In [11]:
!jt -t l

Didn't recognize theme name: l
Available Themes: 
   chesterish
   grade3
   gruvboxd
   gruvboxl
   monokai
   oceans16
   onedork
   solarizedd
   solarizedl


In [1]:
import requests, json, pandas as pd, numpy as np

## Get data from HAL

In [32]:
hal_req = """
https://api.archives-ouvertes.fr/search/?q=fulltext_t:\
(("applied a CC BY public copyright") OR ("applied a CC-BY public copyright")\
OR ("appliqué une licence CC BY") OR ("appliqué une licence CC-BY") )\
&rows=5000&sort=submittedDate_tdate desc&\
fl=halId_s,doiId_s,docType_s,primaryDomain_s,journalIssn_s,submittedDate_s,anrProjectAcronym_s,journalPublisher_s,publisher_s
"""

In [61]:
req_raw = requests.get(hal_req)
req_json = req_raw.json()
print("total of publications", req_json["response"]["numFound"])

total of publications 54


In [62]:
## transform json to dataframe
req_data = req_json["response"]["docs"]
df = pd.DataFrame(req_data)
df.sample(1)

Unnamed: 0,primaryDomain_s,journalPublisher_s,journalIssn_s,halId_s,docType_s,doiId_s,submittedDate_s,anrProjectAcronym_s
18,sdv,Public Library of Science,1935-2727,hal-03648068,ART,10.1371/journal.pntd.0010256,2022-04-21 10:58:03,[FutureHealthSEA]


In [63]:
df["docType_s"].value_counts()

ART          48
UNDEFINED     5
COMM          1
Name: docType_s, dtype: int64

## Enrich w unpaywall

In [64]:
def get_upw(doi):
    # memo https://api.unpaywall.org/v2/10.1101/2021.05.24.445406?email=maxence.larrieu@u-paris.fr
    req = requests.get(f"https://api.unpaywall.org/v2/{doi}?email=m@larri.eu")
    res = req.json()
    
    # get issns
    issns = res.get("journal_issns")
    
    # deduce if vor is oa
    vor_is_oa = False
    if res.get("best_oa_location"):
        best_loc = res["best_oa_location"]
        vor_is_oa = True if best_loc["version"] == "publishedVersion" else False
    
    return [issns, vor_is_oa]

In [65]:
## pour tester
# memo closed doi 10.1017/S135577181900030X
get_upw("10.1017/S135577181900030X")

['1355-7718,1469-8153', False]

In [66]:
## add upw_issn & upw_vor_is_oa to table
df[["upw_issns", "upw_vor_is_oa" ]] = df.apply(
    lambda row : get_upw(row["doiId_s"]), axis = 1, result_type = "expand")

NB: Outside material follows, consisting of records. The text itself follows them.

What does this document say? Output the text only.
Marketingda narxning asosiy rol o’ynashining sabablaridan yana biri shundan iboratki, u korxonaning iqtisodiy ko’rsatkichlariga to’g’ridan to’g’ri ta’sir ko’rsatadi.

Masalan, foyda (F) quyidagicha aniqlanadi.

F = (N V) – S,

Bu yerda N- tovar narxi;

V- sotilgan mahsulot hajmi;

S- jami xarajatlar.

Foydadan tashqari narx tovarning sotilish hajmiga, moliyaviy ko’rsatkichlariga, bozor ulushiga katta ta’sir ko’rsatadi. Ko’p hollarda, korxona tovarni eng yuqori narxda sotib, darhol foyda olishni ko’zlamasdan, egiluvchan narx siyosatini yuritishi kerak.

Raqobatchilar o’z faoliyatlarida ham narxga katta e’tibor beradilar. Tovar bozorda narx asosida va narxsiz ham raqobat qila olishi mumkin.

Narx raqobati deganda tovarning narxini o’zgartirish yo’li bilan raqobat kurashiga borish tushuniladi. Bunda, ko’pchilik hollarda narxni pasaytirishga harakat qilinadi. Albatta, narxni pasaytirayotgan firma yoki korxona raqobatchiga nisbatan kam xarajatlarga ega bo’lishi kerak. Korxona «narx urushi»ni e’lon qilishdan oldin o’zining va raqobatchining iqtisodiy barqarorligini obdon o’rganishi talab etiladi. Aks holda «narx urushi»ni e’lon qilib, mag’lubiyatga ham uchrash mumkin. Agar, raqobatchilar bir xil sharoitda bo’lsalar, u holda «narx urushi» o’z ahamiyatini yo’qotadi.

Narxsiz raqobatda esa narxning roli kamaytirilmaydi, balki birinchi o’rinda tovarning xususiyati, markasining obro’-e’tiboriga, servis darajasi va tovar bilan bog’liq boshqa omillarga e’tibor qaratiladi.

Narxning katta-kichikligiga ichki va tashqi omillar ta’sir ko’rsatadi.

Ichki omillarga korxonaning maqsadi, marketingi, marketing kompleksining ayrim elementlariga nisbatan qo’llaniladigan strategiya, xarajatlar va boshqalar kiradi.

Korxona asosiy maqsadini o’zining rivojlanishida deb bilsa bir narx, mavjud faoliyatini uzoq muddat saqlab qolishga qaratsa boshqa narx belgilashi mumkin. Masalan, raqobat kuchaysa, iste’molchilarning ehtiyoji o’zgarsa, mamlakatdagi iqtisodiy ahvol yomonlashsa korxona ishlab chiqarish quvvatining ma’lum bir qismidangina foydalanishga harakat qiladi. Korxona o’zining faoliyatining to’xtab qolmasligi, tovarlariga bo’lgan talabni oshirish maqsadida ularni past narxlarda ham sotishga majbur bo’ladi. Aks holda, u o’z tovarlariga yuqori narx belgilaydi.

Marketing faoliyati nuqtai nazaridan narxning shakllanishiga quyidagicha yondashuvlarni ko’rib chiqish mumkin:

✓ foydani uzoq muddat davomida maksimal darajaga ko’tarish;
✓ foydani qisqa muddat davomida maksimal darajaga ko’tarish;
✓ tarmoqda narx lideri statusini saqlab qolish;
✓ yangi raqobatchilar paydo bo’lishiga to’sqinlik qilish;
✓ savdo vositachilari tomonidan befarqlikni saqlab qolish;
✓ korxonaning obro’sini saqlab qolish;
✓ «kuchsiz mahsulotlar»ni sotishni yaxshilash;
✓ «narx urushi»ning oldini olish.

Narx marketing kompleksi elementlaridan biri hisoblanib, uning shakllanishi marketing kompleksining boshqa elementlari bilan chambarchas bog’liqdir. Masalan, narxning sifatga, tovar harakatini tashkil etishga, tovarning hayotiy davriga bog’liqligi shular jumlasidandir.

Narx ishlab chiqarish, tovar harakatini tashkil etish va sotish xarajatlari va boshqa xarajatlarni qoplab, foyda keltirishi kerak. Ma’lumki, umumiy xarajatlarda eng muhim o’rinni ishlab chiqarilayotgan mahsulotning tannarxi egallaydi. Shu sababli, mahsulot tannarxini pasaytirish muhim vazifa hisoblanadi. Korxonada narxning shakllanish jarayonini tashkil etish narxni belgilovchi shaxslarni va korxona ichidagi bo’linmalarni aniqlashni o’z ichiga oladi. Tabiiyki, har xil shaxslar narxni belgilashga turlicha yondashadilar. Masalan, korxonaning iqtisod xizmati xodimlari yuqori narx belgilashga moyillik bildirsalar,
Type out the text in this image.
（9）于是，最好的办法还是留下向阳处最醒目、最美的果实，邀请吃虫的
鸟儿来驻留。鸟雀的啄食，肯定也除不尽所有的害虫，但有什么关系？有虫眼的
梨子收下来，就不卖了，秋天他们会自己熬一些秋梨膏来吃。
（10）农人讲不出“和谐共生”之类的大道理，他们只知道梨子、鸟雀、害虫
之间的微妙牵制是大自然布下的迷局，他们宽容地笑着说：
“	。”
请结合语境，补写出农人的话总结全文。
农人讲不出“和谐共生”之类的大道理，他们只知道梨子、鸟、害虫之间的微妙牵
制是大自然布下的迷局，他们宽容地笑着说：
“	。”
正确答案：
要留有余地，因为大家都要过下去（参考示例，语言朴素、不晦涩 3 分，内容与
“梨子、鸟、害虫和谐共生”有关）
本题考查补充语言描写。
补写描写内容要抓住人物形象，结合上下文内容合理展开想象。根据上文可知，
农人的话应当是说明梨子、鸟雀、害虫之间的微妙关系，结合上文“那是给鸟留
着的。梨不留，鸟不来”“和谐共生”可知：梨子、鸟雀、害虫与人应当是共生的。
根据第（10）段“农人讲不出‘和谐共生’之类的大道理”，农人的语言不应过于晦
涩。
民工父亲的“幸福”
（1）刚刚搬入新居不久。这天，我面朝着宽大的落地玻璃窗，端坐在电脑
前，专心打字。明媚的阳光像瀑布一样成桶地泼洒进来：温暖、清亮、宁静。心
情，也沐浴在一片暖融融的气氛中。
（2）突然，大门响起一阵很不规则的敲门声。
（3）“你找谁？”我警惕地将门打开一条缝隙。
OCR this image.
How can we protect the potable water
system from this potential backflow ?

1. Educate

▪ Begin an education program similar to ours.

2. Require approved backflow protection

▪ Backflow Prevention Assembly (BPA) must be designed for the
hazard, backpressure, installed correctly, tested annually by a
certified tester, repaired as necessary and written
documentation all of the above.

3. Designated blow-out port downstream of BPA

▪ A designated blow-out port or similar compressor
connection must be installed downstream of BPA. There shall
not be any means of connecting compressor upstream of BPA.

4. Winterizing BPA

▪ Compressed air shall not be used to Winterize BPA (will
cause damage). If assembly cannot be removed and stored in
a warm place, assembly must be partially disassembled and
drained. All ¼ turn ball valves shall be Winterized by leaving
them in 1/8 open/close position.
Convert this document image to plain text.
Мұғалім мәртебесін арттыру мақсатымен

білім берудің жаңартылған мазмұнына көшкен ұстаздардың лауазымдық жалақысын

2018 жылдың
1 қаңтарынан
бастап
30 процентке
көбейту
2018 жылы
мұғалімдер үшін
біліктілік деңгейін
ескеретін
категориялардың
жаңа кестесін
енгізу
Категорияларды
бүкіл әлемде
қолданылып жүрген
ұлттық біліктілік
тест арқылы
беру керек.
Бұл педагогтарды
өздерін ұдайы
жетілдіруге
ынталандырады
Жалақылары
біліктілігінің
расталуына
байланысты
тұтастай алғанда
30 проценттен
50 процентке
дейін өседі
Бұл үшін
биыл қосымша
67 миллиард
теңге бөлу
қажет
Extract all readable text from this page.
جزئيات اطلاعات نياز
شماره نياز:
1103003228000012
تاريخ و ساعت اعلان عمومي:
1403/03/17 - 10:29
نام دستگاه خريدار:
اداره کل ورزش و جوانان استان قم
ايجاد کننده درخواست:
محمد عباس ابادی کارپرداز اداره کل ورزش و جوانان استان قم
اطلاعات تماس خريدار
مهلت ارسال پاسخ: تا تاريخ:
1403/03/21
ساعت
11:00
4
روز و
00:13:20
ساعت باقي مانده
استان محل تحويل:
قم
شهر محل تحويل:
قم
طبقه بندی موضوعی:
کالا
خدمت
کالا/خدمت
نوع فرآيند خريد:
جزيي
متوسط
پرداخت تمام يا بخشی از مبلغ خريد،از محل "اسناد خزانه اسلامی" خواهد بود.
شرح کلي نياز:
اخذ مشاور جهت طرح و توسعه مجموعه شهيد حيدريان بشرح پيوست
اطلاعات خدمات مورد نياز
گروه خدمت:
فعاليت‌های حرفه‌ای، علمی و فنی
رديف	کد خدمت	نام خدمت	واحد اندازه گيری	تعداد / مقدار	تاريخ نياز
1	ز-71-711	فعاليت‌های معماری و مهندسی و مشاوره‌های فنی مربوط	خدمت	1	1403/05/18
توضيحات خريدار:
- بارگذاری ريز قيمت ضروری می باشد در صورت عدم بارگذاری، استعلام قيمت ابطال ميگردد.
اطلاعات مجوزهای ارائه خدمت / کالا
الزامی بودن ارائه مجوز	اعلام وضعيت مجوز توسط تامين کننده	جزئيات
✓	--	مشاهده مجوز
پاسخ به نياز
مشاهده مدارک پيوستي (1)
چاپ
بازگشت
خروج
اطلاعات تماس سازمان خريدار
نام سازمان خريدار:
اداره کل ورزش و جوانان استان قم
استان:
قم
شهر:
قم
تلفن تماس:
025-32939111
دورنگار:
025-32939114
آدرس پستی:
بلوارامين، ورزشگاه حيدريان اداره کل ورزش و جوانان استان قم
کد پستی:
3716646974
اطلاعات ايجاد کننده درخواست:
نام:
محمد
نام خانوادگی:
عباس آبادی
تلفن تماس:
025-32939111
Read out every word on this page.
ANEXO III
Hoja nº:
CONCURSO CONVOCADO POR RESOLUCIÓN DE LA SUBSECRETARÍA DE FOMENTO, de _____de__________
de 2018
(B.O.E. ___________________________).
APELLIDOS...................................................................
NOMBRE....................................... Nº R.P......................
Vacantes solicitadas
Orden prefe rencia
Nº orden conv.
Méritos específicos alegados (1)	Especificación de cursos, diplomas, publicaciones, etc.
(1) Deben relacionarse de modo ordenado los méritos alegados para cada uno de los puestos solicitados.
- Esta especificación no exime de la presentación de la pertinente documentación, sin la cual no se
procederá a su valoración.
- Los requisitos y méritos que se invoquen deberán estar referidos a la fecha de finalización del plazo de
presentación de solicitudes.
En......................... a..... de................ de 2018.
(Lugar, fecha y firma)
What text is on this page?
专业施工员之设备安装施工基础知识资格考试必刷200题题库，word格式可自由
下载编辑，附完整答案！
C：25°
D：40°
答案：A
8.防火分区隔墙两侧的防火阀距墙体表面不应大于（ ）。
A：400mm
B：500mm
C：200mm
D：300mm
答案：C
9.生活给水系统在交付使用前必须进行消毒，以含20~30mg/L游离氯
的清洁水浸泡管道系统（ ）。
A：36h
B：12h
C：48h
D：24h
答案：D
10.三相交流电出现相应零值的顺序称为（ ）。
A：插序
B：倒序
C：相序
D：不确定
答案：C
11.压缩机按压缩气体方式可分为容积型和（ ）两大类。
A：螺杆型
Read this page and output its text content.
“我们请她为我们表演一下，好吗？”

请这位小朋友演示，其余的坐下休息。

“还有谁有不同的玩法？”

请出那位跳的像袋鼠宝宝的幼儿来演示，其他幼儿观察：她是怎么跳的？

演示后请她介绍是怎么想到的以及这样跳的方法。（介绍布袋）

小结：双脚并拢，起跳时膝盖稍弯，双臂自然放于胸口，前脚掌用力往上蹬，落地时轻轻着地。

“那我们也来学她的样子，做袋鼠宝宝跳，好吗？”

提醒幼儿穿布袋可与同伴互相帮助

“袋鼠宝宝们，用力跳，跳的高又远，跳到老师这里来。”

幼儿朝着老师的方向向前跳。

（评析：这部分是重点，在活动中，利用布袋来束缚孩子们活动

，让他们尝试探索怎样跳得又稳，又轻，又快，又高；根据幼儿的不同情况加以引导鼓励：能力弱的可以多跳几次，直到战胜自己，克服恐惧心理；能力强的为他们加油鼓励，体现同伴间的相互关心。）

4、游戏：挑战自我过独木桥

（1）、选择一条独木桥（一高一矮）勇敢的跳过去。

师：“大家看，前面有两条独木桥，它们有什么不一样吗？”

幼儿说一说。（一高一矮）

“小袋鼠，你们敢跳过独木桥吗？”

# Rework the table for html display

In [67]:
## shorder submittedDAte (no hours info)
df["submittedDate_s"] = df["submittedDate_s"].str.slice(0,10)
df.sample(2)

Unnamed: 0,primaryDomain_s,journalPublisher_s,journalIssn_s,halId_s,docType_s,doiId_s,submittedDate_s,anrProjectAcronym_s,upw_issns,upw_vor_is_oa
3,phys.meca.mefl,Cambridge University Press (CUP),0022-1120,hal-03559481,ART,10.1017/jfm.2022.658,2022-09-25,,"0022-1120,1469-7645",True
32,sdv.mp.par,Nature Publishing Group,2045-2322,pasteur-03491954,ART,10.1038/s41598-021-99152-9,2021-12-18,,2045-2322,True


In [69]:
## lighten anrProject (yes if data, else no)
df["anrProjectAcronym_s"] = df["anrProjectAcronym_s"].notna()

In [42]:
## make simpler doctype category
doctype_matcher = {
    "ART" : "article", 
    "UNDEFINED" : "preprint",
     "COMM" : "proceedings",
    "OUV" : "book",
     "COUV" : "book", 
     "DOUV" : "book"
    }

In [92]:
def change_doctype(hal_doctype) :
    if hal_doctype in doctype_matcher.keys() : 
        return doctype_matcher[hal_doctype]
    else : 
        return "other"
    

df["docType_s"] = df["docType_s"].apply(lambda x : change_doctype(x))

In [93]:
df.docType_s.value_counts()

article        48
preprint        5
proceedings     1
Name: docType_s, dtype: int64

In [94]:
df.columns

Index(['primaryDomain_s', 'journalPublisher_s', 'journalIssn_s', 'halId_s',
       'docType_s', 'doiId_s', 'submittedDate_s', 'anrProjectAcronym_s',
       'upw_issns', 'upw_vor_is_oa'],
      dtype='object')

In [95]:
## remove columns
# /!\/!\/!\ first verify column existance /!\/!\/!\
df_export = df.drop(["primaryDomain_s", "journalIssn_s", "doiId_s", "upw_issns" ], axis = 1)

In [98]:
df_export.columns

Index(['journalPublisher_s', 'halId_s', 'docType_s', 'submittedDate_s',
       'anrProjectAcronym_s', 'upw_vor_is_oa'],
      dtype='object')

In [99]:
## reorder column
df_export = df[["halId_s", "docType_s", "journalPublisher_s", "upw_vor_is_oa", "anrProjectAcronym_s", "submittedDate_s"]]

In [101]:
## rename column
df_export = df_export.rename(columns = 
                 {'halId_s':'HAL URI', 
                  'docType_s':'genre', 
                  "journalPublisher_s" : "publisher",
                  "upw_vor_is_oa" : "publisher vers.\nis oa",
                  "anrProjectAcronym_s" : "ANR project",
                  "submittedDate_s" : "deposit date"
                 })

In [102]:
df_export.to_csv("../fr-publications-rrs-applied.csv", index = False)